Feedback in doctoral supervision: a qualitative synthesis of the literature

Year: 2019

Author: Tai, Joanna, Bearman, Margaret, Esterhazy, Rachelle, Henderson, Michael, Molloy, Elizabeth

Type of paper: Abstract refereed

Feedback allows university students to gauge how their work is progressing, direct their efforts and negotiate the social structures of the university. It has been reported as a critical ingredient in successful doctorate completion and positive student experiences. However, while feedback is frequently studied in the higher education literature, reports on its role and enactment within the doctoral experience are less prominent. While many studies focus on the experience of supervision overall, few focus specifically on feedback. Further investigation is likely to help institutions, supervisors and candidates promote positive outcomes from their PhD programs. Moreover, understanding how feedback contributes to successful PhD candidature provides insights for feedback research in higher education more generally.

We aimed to describe what is known about supervisor-candidate feedback practices as reported within the literature through a qualitative synthesis. We systematically searched ERIC, Academic Search Complete, Education Source, Scopus and ProQuest Central databases for relevant papers containing rich qualitative data. Fifty-six papers were included in the final synthesis. Taking a sociomaterial framing of feedback, we developed a framework for synthesis, which was then applied to the papers. Primary authors were from 14 countries, predominantly the United Kingdom (17), Australia (15), New Zealand (8), USA (4) and Hong Kong (3). They investigated a broad range of disciplines.

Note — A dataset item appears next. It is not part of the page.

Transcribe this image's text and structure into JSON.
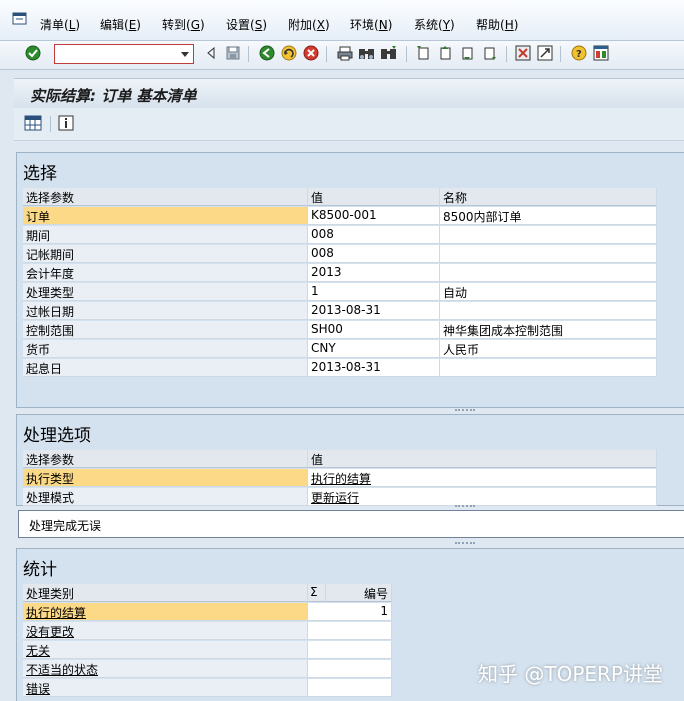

Five themes were interpreted from the synthesis: 1) the contexts of feedback practices; 2) how feedback is enacted; 3) the dynamics of feedback relationships; 4) what the supervisors and candidates bring to feedback enactments; and 5) feedback as a temporal practices. Key findings were that feedback was integral to doctoral supervision, and enactments of feedback were situated within geopolitical, disciplinary and institutional contexts. The relationship between supervisor and candidate permeated feedback practices; inappropriate exertions of power resulted in unhelpful and destructive feedback practices.

These findings support some contemporary institutional efforts to reform doctoral candidature, including the nomination of multiple supervisors, centralised support for candidates, and progress reviews to encourage regular feedback opportunities and development of longitudinal relationships for feedback. The research has also identified novel insights: that feedback talk itself is generative; that withholding feedback through neglect is an abuse of power; and that feedback can lead the candidate to learn about placating and conforming to supervisors’ ideals rather than to learn about and how to research. Stakeholders within higher education must be aware of and take steps to mitigate the negative and promote the positive impacts of feedback practices.